Elle ne veut plus de cette vie-là, de ce spleen. Elle ne veut plus se sentir petite et insignifiante.

Elle veut briller, elle veut exister, elle veut être aimée, elle en a désespérément besoin.

Valérie ne veut plus rester seule. Elle est déterminée.

Elle pourrait quitter son travail, sans que personne s’en rende seulement compte. Elle pourrait déménager et chercher une colocation, mais elle a à sa portée la plus belle fenêtre sur le monde : internet.

Jusqu’à présent, elle ne s’était jamais trop préoccupée des réseaux sociaux, elle les trouvait au mieux ridicules, au pire dangereux. Mais, rapidement, ses barrières tombent : elle les investit un par un. Elle passe ses nuits à surfer, lire des blogs, commenter des statuts. Elle n’est plus Valérie, trop commun, elle est Nadia. Elle se présente comme une entrepreneuse, consultante en changement de vie (son rêve !). Elle est d’une prudence extrême, prenant le temps d’observer, d’analyser, de repérer les petites faiblesses de tous ses contacts, de ses « amis »…

Elle se construit une vie remplie de clients et de prestations. Elle fait sienne les citations les plus inspirantes. Elle finit par y croire tellement, qu’elle devient crédible. Peu à peu, une communauté de followers se construit autour de son double virtuel.

Mais elle est frustrée car elle sait bien que tout ça ne repose sur rien. Que ce n’est pas de l’amour mais une forme d’envie. Elle veut être aimée, adorée, vénérée…

Valérie est jalouse. Depuis quelques semaines, elle a fait une rencontre virtuelle qui l’a bouleversée. Une bloggueuse qui représente tous ses rêves : la notoriété, la clientèle, l’admiration qu’on lui porte. Invitée partout mais sachant garder son mystère. Totalement authentique et attirant naturellement à elle des personnes tout aussi inspirantes.

Alors, elle commence par l’observer, décortiquer les moindres de ses actions ou de ses silences. Elle sait qu’elle doit à tout prix éviter l’agression. Elle se rapproche de celles et ceux qui la suivent déjà, elle analyse les échanges. Elle passe tant d’heures à lire qu’elle en oublie même de manger. Elle est obsédée par son diamant, qui devient le centre de sa vie.

Elle prend le temps, elle se rapproche. Elle est prête.

Éléonore

Elle est si contente de l’avoir rencontrée. Au tout début, furtivement, elle a eu comme un mouvement de recul, une fugace impression de flou, de faux. Mais elle l’a rapidement chassée, elle n’en a pas été déçue. Elle qui sortait de quelques mois plus que difficiles sur le plan personnel rêvait de légèreté, de simplicité. Elle ne supporte plus toutes celles et ceux qui la poursuivent de leurs compliments, de ce faux amour qu’apporte la médiatisation…

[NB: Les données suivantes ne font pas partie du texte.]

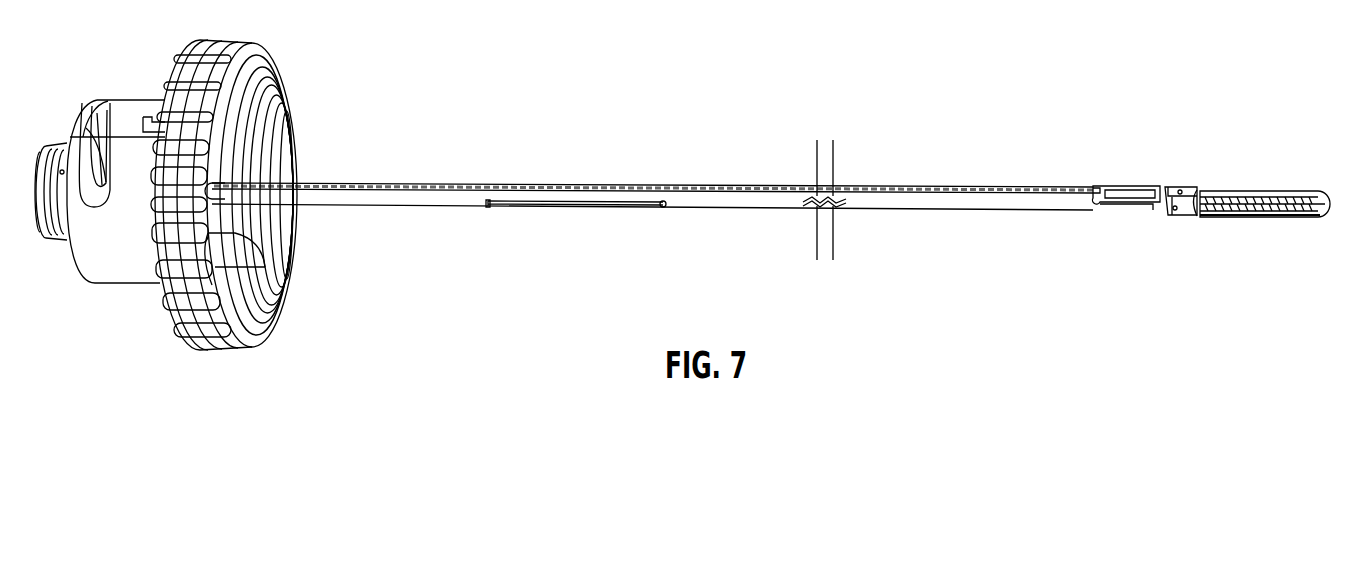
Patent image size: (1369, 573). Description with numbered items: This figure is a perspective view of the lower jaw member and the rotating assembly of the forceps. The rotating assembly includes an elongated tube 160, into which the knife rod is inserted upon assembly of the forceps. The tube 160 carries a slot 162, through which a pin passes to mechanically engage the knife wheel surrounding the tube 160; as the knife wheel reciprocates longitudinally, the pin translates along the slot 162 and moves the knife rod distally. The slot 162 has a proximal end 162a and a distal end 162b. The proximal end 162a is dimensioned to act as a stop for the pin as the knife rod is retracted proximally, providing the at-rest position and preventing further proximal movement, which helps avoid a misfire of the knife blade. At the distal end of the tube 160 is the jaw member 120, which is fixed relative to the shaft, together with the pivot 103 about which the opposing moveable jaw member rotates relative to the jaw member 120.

The tube 160 is at (970, 208).
The slot 162 is at (557, 206).
The proximal end of slot 162a is at (490, 207).
The distal end of slot 162b is at (667, 208).
The pivot 103 is at (1175, 212).
The jaw member 120 is at (1243, 218).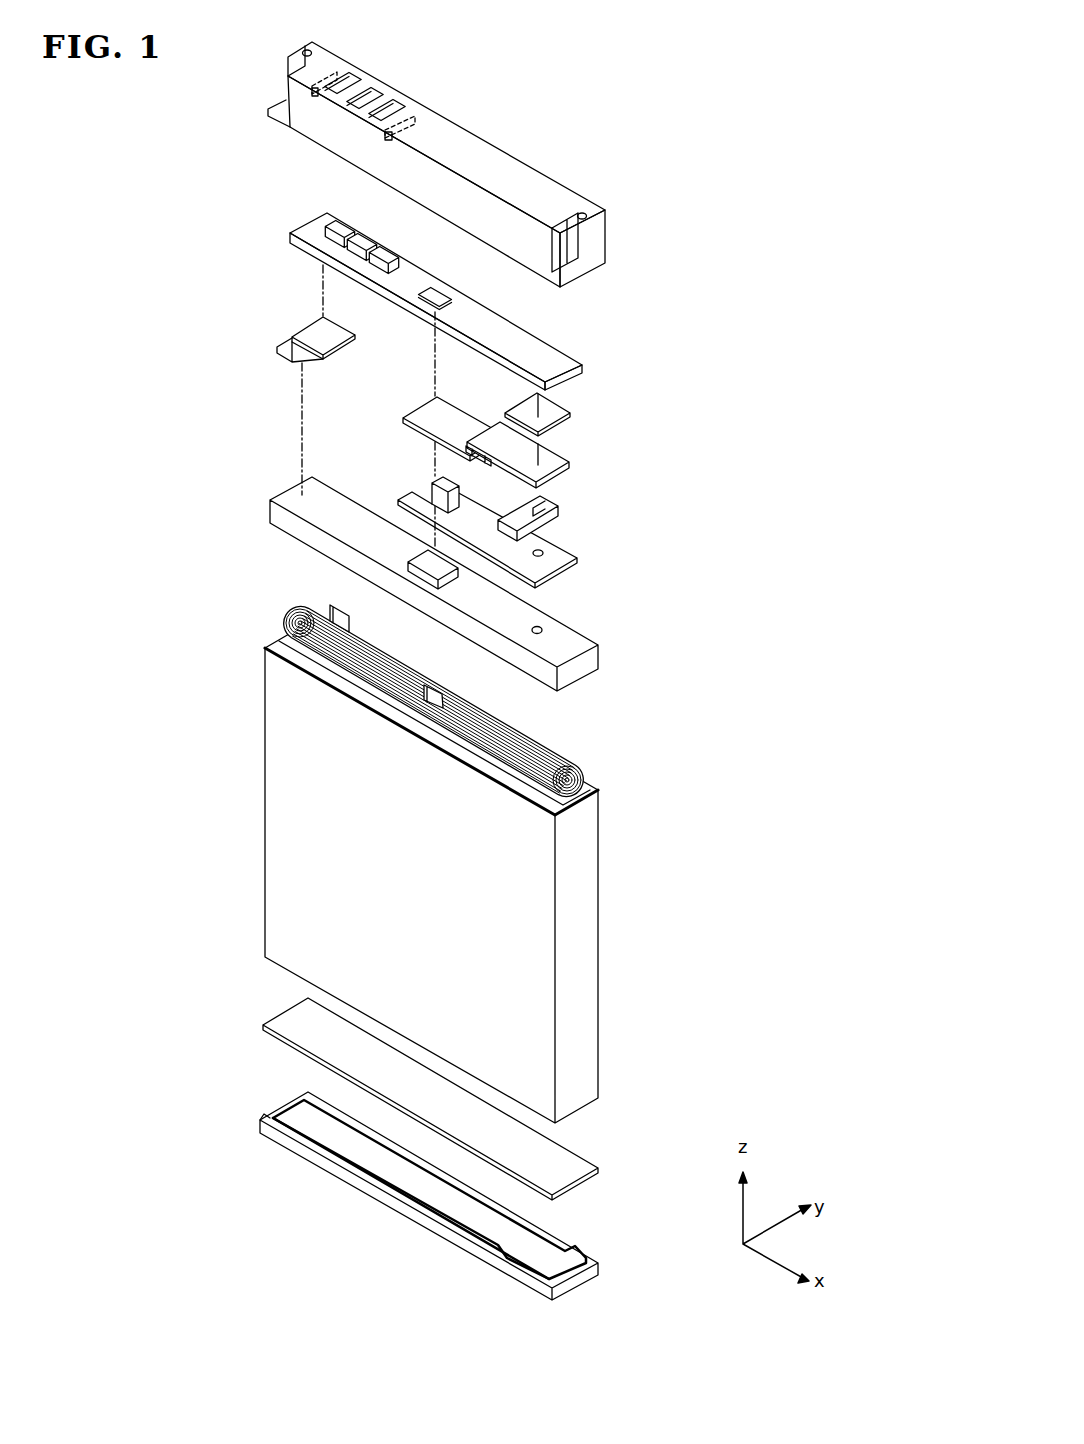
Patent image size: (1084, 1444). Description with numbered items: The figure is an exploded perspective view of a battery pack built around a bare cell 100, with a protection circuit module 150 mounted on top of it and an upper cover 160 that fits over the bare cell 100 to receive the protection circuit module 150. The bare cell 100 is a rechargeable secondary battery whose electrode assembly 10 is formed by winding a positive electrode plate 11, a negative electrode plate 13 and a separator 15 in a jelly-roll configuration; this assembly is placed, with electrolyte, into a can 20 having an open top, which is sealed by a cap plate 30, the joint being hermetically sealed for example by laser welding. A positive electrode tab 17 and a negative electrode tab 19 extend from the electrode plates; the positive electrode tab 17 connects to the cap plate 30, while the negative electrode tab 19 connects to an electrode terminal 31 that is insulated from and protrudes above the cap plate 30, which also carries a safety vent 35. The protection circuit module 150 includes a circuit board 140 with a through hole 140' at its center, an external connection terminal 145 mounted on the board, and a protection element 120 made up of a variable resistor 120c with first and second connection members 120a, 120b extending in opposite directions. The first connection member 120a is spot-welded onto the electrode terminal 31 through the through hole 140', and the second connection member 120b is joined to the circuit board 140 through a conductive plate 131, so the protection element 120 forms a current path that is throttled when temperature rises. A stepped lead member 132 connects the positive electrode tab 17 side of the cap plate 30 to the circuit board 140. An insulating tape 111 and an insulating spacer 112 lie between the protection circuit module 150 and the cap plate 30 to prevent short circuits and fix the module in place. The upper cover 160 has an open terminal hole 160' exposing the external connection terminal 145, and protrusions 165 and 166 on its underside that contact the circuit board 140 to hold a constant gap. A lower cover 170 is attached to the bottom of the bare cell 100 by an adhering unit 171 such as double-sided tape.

The bare cell 100 is at (493, 652).
The upper cover 160 is at (436, 145).
The open terminal hole 160' is at (377, 77).
The protrusion 165 is at (335, 73).
The protrusion 166 is at (420, 124).
The protection circuit module 150 is at (493, 338).
The circuit board 140 is at (462, 284).
The through hole 140' is at (477, 294).
The external connection terminal 145 is at (335, 232).
The conductive plate 131 is at (562, 412).
The lead member 132 is at (312, 333).
The protection element 120 is at (515, 427).
The first connection member 120a is at (423, 410).
The second connection member 120b is at (548, 467).
The variable resistor 120c is at (477, 447).
The insulating spacer 112 is at (555, 508).
The insulating tape 111 is at (575, 557).
The cap plate 30 is at (477, 584).
The safety vent 35 is at (543, 628).
The electrode terminal 31 is at (430, 567).
The can 20 is at (588, 855).
The electrode assembly 10 is at (498, 704).
The negative electrode plate 13 is at (588, 758).
The separator 15 is at (585, 770).
The positive electrode plate 11 is at (588, 787).
The positive electrode tab 17 is at (332, 628).
The negative electrode tab 19 is at (432, 697).
The adhering unit 171 is at (575, 1162).
The lower cover 170 is at (573, 1245).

Avec Nadia, elle a enfin une oreille attentive, elle peut se confier sans craindre de voir ses secrets étalés sur les réseaux. Spontanément, elle lui propose de l’aide, mais son amie refuse poliment, ce qu’elle apprécie d’autant plus.

Chaque jour, Nadia est là, discrète.

Les semaines passent. Eléonore continue son chemin vers la réussite, sa réussite. Pourtant, elle est contrariée. Petit à petit, des voix ont commencé à critiquer la présence de Nadia à ses côtés. « Fais gaffe », « tu ne la connais pas, finalement », « je ne la sens pas… ». Elle est plus qu’agacée, que ses prétendus amis se mêlent de leurs affaires au lieu d’essayer de l’éloigner de son amie !

Et pourtant…

Un matin, Nadia appelle Eléonore : son nouveau blog, qu’elle a construit nuit après nuit, va enfin le jour. Elle lui demande si elle accepte de le mettre en avant, afin de lui assurer un lancement digne de ce nom, elle qui a une si belle et dynamique communauté.

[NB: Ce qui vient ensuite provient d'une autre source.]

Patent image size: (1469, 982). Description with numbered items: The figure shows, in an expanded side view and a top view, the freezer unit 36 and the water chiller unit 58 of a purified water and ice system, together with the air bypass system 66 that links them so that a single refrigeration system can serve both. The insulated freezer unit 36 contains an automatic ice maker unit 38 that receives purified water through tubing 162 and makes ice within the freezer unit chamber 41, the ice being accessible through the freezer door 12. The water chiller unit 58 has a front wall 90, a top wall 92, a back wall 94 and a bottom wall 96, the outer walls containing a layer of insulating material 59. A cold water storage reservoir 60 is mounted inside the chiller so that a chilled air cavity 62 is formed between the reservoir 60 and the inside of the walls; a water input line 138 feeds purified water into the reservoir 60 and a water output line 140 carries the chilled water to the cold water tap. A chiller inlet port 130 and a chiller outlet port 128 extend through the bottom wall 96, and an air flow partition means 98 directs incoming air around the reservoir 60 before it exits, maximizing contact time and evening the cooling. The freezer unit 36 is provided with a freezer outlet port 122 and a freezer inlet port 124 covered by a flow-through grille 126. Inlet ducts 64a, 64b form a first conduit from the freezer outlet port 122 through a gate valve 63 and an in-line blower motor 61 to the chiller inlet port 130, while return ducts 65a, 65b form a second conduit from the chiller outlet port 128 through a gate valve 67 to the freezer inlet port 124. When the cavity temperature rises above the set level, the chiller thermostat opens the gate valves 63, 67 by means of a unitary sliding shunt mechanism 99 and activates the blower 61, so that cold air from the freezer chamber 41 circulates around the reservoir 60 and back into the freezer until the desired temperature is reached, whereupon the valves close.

Eléonore est un peu surprise, elle préfère choisir seule les personnes dont elle souhaite parler. Mais elle accepte finalement, après tout, elle lui doit… elle ne sait pas vraiment, mais n’ose refuser ce petit service.

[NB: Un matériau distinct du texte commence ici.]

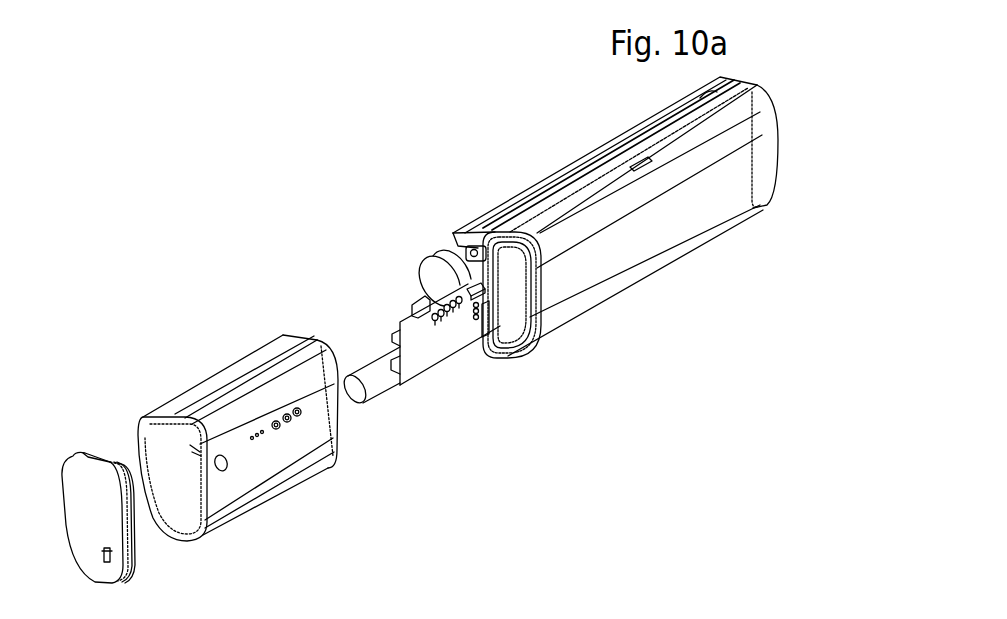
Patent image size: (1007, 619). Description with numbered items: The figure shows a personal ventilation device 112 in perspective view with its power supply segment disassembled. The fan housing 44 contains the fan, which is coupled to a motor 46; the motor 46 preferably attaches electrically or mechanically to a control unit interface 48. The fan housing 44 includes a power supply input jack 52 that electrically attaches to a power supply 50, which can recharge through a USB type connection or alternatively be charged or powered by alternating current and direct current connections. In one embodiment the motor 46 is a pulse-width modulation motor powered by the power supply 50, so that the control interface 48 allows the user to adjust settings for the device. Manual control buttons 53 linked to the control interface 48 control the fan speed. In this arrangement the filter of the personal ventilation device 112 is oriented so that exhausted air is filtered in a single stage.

The fan housing 44 is at (212, 385).
The motor 46 is at (437, 265).
The control unit interface 48 is at (475, 325).
The power supply 50 is at (374, 400).
The power supply input jack 52 is at (108, 555).
The manual control buttons 53 is at (483, 293).
The personal ventilation device 112 is at (337, 182).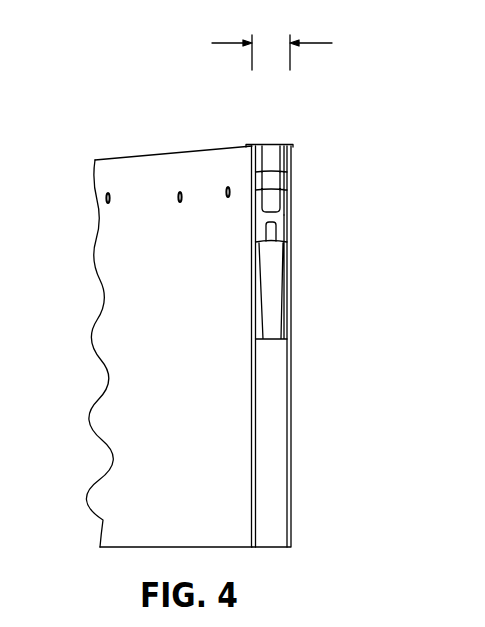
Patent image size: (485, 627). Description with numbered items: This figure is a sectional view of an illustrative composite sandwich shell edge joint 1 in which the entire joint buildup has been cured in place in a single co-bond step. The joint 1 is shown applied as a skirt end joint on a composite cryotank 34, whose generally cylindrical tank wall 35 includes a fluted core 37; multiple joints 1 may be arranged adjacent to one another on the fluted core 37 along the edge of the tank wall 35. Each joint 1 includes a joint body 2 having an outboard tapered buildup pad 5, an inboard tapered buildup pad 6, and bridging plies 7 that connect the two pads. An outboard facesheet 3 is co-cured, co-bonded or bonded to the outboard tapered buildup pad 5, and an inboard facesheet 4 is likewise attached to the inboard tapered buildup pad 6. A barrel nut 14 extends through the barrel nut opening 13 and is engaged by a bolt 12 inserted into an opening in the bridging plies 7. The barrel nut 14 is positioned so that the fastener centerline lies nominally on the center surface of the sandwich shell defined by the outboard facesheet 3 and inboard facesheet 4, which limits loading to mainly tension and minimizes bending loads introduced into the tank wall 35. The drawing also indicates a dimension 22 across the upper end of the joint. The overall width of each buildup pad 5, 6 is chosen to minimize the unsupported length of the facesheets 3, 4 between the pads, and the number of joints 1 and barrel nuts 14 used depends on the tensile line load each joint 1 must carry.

The composite sandwich shell edge joint 1 is at (295, 305).
The joint body 2 is at (292, 163).
The outboard facesheet 3 is at (293, 150).
The inboard facesheet 4 is at (250, 148).
The outboard tapered buildup pad 5 is at (293, 270).
The inboard tapered buildup pad 6 is at (292, 240).
The bridging plies 7 is at (292, 220).
The bolt 12 is at (275, 146).
The barrel nut opening 13 is at (292, 177).
The barrel nut 14 is at (290, 205).
The width 22 is at (272, 52).
The composite cryotank 34 is at (150, 139).
The tank wall 35 is at (292, 485).
The fluted core 37 is at (268, 418).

Le jour du lancement arrive. Elle découvre ledit blog en même temps que les autres, Nadia a eu trop de soucis techniques pour pouvoir lui présenter en avant-première. Eléonore a un coup au cœur : ce blog, sans être totalement jumeau du sien, présente de nombreuses et troublantes similarités… Elle ne sait quoi dire, quoi faire. Elle doute, peut-être est-elle simplement parano.

Elle en parle autour d’elle, à demi-mot, à des personnes en qui elle a entièrement confiance.

« Elle t’admire, voilà tout, ne t’inquiète pas ! ».

Nadia

Valérie ou plutôt Nadia, maintenant, est heureuse, si heureuse ! Elle a enfin trouvé sa voie, elle va y arriver, elle le sait. Elle est d’autant plus fière qu’elle ne le doit à personne.

Certes, elle reconnaît que son amitié avec Eléonore a pu accélérer les choses, mais elle a été déçue. Finalement, derrière la brillance se cachait une personnalité plutôt terne. Elle lui fait l’honneur de lui proposer de lancer son nouveau blog et Eléonore accepte du bout des lèvres : quelle ingratitude ! Avec toutes les heures qu’elle a passé à l’écouter patiemment, à lui remonter le moral, à écouter ses plaintes… C’était un minimum quand même.

Elle a reçu tant de félicitations et de mots sympathiques qu’elle se sent sur un petit nuage. Elle ne préfère pas répondre à ceux qui sous-entendent qu’il y a pas mal de similitudes avec le blog d’Eléonore… Des jaloux, voilà tout.

Éléonore

Elle pleure de rage. Comment a-t-elle pu être si naïve ? Après le visuel de son blog, c’est carrément son style, ses thématiques, ses photos que Nadia lui a piqués sans aucun état d’âme. Ne restait à cette dernière qu’à convaincre sa clientèle de changer de crèmerie.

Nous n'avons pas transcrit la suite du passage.